The magnetic field around this galaxy is similar in strength and configuration to our own Milky Way, and that means astronomers could learn a lot from it about how magnetism in the Universe works.
Before now, no one has measured a galactic magnetic field so far away, or at such an early stage of life – the distant galaxy is 5 billion years younger than our own, and yet it has a comparable magnetic field.
“This means that magnetism is generated very early in a galaxy’s life by natural processes, and thus that almost every heavenly body is magnetic,” says one of the team, Bryan Gaensler from the University of Toronto in Canada. “The implication is that we need to understand magnetism to understand the Universe.”
Magnetic fields around galaxies are much weaker than those around planets – the Milky Way’s field is about a million times weaker than Earth’s, for instance – and one hypothesis is that galactic magnetic fields get stronger over time.
Not so, according to the measurements of galaxy CLASS B1152+199, carried out by the Karl G. Jansky Very Large Array observatory in New Mexico.
Getting a fix on readings like this is very difficult because magnetic fields can’t be detected at such mind-blowing distances.
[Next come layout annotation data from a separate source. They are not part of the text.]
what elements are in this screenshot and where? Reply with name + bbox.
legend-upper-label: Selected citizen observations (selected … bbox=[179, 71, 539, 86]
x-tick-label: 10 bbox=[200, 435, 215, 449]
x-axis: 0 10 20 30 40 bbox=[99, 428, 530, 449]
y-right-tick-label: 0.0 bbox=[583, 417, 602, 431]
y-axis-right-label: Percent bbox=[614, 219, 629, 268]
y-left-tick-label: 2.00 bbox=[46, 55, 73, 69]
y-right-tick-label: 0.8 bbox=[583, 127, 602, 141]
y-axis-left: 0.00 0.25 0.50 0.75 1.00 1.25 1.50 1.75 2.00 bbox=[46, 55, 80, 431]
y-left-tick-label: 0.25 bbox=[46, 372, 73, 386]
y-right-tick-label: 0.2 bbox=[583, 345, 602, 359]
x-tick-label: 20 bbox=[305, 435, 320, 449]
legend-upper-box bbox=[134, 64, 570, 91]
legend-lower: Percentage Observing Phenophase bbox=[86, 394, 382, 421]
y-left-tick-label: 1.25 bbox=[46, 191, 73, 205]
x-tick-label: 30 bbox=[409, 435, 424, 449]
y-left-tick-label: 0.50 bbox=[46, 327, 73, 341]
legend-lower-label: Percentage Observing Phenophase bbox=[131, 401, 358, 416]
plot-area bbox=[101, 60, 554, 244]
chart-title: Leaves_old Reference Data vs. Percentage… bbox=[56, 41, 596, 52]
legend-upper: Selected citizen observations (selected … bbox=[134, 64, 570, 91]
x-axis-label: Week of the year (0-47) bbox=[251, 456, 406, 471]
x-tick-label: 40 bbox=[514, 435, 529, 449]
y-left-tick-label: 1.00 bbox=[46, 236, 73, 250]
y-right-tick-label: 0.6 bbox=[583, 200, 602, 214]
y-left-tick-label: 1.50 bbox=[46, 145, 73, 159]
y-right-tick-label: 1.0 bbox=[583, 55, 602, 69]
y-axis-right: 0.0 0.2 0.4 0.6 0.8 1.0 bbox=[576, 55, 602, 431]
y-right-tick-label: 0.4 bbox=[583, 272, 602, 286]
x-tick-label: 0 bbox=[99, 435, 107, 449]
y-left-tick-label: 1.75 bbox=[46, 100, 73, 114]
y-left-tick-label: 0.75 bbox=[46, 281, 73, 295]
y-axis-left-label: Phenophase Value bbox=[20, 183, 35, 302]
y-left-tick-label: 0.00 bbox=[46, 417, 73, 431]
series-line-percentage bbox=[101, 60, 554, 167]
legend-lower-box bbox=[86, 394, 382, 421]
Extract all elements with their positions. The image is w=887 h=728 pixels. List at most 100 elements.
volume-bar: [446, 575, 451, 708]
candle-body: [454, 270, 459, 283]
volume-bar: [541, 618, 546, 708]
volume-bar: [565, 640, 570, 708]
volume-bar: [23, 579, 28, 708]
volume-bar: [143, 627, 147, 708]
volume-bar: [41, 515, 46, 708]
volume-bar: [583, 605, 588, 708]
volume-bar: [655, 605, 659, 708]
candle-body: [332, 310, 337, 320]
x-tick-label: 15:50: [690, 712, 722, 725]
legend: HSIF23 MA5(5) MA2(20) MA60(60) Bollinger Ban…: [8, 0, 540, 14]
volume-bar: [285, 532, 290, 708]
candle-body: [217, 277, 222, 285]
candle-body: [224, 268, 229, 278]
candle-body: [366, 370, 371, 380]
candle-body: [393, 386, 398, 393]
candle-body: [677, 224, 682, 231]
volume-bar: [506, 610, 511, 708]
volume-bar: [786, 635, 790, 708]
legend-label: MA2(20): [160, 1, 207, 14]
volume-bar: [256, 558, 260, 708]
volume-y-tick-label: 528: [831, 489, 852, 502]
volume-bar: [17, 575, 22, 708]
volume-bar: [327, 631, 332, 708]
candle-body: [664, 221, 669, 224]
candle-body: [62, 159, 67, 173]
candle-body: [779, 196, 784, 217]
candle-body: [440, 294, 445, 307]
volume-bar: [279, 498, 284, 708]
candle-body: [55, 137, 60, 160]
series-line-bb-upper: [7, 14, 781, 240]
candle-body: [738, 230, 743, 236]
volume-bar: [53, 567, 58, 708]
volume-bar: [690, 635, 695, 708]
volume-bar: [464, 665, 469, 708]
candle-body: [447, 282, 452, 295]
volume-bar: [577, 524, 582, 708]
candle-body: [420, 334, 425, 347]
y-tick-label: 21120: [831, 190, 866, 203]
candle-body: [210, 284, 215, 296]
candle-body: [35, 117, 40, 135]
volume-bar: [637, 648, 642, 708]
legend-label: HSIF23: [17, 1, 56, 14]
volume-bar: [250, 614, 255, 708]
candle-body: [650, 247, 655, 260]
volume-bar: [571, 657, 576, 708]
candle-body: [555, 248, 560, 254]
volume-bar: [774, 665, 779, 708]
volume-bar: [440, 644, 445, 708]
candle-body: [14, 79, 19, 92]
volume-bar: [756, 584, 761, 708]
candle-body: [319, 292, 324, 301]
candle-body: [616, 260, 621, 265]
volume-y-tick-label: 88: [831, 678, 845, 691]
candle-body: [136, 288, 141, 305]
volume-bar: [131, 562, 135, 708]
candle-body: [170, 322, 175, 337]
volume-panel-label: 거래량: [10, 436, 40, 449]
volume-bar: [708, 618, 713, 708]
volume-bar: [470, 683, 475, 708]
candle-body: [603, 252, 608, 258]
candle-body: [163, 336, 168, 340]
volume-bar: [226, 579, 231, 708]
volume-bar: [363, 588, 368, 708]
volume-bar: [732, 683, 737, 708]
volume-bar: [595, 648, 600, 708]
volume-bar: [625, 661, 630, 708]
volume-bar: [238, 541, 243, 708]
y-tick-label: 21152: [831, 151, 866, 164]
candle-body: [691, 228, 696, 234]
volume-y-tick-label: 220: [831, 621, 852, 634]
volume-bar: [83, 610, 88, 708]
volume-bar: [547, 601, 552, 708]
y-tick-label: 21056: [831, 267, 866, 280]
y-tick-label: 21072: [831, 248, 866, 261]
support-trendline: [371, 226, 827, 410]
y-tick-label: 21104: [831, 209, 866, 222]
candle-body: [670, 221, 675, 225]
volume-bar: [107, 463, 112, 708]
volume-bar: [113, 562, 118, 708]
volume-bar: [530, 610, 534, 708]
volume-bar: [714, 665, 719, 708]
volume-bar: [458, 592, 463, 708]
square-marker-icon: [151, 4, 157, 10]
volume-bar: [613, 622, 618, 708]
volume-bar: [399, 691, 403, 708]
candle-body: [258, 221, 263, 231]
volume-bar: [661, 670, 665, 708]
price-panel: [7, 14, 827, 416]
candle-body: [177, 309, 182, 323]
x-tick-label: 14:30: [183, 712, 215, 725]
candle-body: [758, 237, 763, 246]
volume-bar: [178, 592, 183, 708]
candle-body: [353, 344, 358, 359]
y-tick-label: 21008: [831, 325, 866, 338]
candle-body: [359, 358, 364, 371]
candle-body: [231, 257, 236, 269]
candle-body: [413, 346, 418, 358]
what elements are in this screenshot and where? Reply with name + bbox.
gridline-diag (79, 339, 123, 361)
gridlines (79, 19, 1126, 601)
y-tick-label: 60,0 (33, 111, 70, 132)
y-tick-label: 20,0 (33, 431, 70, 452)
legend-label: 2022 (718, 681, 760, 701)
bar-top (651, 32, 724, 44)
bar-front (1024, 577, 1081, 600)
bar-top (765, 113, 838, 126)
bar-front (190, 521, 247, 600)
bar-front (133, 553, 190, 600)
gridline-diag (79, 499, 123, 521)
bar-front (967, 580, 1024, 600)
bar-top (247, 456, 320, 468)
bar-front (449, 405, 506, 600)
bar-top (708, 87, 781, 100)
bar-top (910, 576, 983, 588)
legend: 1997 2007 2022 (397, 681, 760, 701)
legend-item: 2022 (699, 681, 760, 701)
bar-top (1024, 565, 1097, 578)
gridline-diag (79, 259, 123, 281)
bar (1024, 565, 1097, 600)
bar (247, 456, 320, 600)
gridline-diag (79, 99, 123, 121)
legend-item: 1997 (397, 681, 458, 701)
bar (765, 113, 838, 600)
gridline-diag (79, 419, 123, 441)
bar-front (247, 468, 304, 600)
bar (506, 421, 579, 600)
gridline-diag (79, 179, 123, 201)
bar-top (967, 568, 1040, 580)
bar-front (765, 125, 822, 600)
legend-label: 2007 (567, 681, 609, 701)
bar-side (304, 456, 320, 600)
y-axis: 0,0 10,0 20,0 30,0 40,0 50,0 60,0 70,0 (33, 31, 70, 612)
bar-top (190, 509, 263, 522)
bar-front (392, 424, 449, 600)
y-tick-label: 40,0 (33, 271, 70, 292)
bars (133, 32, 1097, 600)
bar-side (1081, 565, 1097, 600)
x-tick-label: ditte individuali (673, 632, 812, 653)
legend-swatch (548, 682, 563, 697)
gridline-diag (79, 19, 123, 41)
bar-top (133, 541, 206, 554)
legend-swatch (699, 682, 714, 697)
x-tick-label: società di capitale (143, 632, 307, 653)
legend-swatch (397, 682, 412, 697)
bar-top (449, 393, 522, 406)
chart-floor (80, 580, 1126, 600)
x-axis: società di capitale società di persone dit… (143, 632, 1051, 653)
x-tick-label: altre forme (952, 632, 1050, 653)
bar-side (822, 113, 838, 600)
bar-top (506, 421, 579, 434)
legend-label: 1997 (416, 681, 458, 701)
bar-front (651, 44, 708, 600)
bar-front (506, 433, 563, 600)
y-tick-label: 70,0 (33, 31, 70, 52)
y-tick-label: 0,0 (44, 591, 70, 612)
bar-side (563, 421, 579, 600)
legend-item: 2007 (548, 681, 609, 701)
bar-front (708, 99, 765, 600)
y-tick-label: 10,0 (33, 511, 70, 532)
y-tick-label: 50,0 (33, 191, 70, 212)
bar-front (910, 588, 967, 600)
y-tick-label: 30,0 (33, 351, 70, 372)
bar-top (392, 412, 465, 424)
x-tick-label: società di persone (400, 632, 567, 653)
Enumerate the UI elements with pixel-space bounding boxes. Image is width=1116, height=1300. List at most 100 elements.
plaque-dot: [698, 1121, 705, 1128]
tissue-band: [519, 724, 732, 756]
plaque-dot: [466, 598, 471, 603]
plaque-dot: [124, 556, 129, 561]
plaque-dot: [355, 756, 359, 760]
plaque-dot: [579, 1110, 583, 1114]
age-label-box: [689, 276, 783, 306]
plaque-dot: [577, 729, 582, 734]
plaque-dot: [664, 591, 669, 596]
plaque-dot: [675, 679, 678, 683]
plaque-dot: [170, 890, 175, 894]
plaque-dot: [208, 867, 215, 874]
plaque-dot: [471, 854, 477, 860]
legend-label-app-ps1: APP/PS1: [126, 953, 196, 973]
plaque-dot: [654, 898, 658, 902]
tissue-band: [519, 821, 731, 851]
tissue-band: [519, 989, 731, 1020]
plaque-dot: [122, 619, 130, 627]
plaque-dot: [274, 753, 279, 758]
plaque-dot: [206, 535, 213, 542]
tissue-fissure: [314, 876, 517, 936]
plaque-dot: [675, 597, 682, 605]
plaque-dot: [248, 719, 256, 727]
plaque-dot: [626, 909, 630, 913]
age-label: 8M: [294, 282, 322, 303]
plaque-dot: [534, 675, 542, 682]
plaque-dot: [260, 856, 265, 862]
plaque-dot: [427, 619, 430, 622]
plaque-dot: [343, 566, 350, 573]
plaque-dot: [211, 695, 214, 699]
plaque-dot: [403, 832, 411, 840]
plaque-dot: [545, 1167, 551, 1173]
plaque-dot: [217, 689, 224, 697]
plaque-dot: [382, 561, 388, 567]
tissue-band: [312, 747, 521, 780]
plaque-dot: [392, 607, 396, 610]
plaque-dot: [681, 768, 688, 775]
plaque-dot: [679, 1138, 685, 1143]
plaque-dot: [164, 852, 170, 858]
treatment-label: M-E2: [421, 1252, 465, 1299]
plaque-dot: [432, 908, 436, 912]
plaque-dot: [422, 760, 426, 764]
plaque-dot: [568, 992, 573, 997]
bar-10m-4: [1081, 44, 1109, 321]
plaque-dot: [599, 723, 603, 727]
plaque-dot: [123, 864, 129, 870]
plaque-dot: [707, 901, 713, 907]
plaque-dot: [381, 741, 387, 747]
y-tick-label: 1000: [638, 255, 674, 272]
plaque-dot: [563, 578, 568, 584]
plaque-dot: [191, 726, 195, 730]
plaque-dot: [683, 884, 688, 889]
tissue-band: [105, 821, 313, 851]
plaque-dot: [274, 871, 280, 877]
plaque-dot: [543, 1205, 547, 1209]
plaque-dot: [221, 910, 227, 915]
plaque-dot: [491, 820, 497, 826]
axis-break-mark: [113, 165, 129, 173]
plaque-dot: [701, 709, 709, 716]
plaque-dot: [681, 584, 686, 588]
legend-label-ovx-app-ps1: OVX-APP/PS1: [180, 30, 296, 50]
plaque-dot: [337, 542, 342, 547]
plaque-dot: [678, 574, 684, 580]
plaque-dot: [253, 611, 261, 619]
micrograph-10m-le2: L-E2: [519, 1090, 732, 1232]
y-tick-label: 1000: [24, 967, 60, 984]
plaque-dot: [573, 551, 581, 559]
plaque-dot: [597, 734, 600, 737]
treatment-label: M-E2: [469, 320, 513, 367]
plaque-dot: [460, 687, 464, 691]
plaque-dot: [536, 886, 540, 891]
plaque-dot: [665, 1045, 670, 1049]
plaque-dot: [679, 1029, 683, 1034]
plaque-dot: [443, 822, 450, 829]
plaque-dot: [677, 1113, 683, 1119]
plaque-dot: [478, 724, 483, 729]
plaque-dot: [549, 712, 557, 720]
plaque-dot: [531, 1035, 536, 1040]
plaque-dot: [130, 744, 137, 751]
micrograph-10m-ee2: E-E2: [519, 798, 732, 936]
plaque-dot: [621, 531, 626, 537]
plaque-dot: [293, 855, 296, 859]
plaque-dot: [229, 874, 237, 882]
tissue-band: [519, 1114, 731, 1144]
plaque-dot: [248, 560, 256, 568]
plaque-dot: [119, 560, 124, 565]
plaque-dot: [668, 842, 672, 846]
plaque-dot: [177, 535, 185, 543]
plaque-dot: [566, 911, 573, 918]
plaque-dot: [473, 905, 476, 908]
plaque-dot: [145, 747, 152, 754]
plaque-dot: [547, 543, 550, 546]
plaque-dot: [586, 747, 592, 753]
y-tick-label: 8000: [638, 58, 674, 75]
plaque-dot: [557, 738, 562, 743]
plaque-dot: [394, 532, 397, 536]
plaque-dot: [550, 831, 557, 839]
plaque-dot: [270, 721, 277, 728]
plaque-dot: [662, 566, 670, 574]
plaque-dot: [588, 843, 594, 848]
Instead, the researchers measured the field by the effect it had on the light of a quasar behind it.
That’s known as the Faraday effect, the way that the magnetic field polarises the light coming through it, and it was crucial in this study.
If the quasar and CLASS B1152+199 hadn’t lined up so neatly, we wouldn’t have been able to measure its magnetic field, and discover it was so similar to the Milky Way’s.
“This finding is exciting,” says lead researcher Sui Ann Mao, from the Max Planck Institute for Radio Astronomy in Germany. “It is now the record holder of the most distant galaxy for which we have this magnetic field information.”
There’s still a lot we don’t know about how magnetism works on a cosmic scale, and so it’s tricky to say right away exactly how this research could be used in the future.
What we are sure about is that magnetic fields are very important in the way our Universe is put together, and now we’ve got some invaluable new evidence for studying them.
“Nobody knows where cosmic magnetism comes from or how it was generated,” says Gaensler. “But now, we have obtained a major clue needed for solving this mystery, by extracting the fossil record of magnetism in a galaxy billions of years before the present day.”
The research has been published in Nature Astronomy.